Kulturpolitik

Als Folge des Föderalismus wird das Kulturschaffen der Schweiz aus zahlreichen Quellen unterschiedlichster Art gefördert.

Atelier auf der Biennale Venedig mit Besuchern
Biennale Venedig, Pro Helvetia. © Andrea Avezzù

Gegenstand der Schweizer Kulturförderung ist das kulturelle Schaffen, die Produktion, die Verbreitung und die Archivierung von Werken durch die öffentliche Hand und durch private Institutionen wie Stiftungen, Sponsoren und Mäzene.

Die Gemeinwesen wenden jährlich rund 3 Milliarden Franken für die Kultur auf. Der grösste Teil davon entfällt auf einige grosse städtische Zentren. Es sind dies die Kantone Zürich, Genf, Bern, Waadt und Baselstadt und ihre jeweiligen Stadtgemeinden.

Der Bund unterstützt das Kulturschaffen mit einem Betrag von jährlich rund 320 Millionen Franken.
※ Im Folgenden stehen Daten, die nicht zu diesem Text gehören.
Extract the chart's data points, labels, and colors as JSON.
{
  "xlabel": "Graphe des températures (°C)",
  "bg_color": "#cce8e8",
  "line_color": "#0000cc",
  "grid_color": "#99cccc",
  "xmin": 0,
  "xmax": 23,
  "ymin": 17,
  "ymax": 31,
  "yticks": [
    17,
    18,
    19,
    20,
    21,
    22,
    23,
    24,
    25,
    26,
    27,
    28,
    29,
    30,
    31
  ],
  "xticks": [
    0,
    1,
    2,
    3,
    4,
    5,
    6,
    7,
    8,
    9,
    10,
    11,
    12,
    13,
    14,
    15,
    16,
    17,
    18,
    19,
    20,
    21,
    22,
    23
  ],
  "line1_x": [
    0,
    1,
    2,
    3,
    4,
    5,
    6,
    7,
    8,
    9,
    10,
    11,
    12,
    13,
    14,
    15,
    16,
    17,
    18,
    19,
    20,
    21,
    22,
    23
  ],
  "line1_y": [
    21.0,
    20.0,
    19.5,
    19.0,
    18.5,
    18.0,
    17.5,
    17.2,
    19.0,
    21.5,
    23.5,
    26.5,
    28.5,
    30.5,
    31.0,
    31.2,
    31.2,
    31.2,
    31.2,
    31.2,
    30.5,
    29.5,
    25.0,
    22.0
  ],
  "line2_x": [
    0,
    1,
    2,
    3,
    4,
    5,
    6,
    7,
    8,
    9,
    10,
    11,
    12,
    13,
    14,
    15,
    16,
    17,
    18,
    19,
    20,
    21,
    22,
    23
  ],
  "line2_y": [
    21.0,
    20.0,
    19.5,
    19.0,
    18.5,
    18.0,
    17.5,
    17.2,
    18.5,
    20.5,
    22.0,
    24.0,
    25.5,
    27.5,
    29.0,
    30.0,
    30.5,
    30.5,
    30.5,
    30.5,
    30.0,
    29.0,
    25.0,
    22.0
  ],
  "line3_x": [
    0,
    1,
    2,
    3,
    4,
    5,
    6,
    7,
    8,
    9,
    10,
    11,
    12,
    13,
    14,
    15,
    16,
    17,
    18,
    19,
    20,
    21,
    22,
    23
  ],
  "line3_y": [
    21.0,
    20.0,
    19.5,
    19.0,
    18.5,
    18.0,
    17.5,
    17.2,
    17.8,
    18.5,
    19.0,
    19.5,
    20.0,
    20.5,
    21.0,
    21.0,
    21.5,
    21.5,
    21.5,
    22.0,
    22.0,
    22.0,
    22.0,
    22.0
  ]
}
Die Kulturpolitik des Bundes wird von zwei Organisationen gemeinsam getragen: Vom Bundesamt für Kultur und von der Stiftung Pro Helvetia.

Das Bundesamt für Kultur ist zuständig für die Kulturpolitik des Bundes und verantwortlich für die Förderung, Erhaltung und Vermittlung kultureller Vielfalt. Es fördert das kulturelle Schaffen in Bereichen wie Kunst und Film, betreut Museen und Sammlungen, unterstützt die Denkmalpflege und engagiert sich in der kulturellen Bildung. Das Bundesamt für Kultur befindet sich in Bern.

Die Stiftung Pro Helvetia fördert die Verbreitung von Schweizer Kultur im Ausland. Im Inland trägt sie zum kulturellen Austausch zwischen den einzelnen Regionen bei und fördert das künstlerische Schaffen. Die Stiftung hat ihren Sitz in Zürich.

Die kulturellen Aktivitäten der Schweiz im Ausland werden in Zusammenarbeit mit dem Eidgenössischen Departement für auswärtige Angelegenheiten von diesen beiden Organisationen wahrgenommen.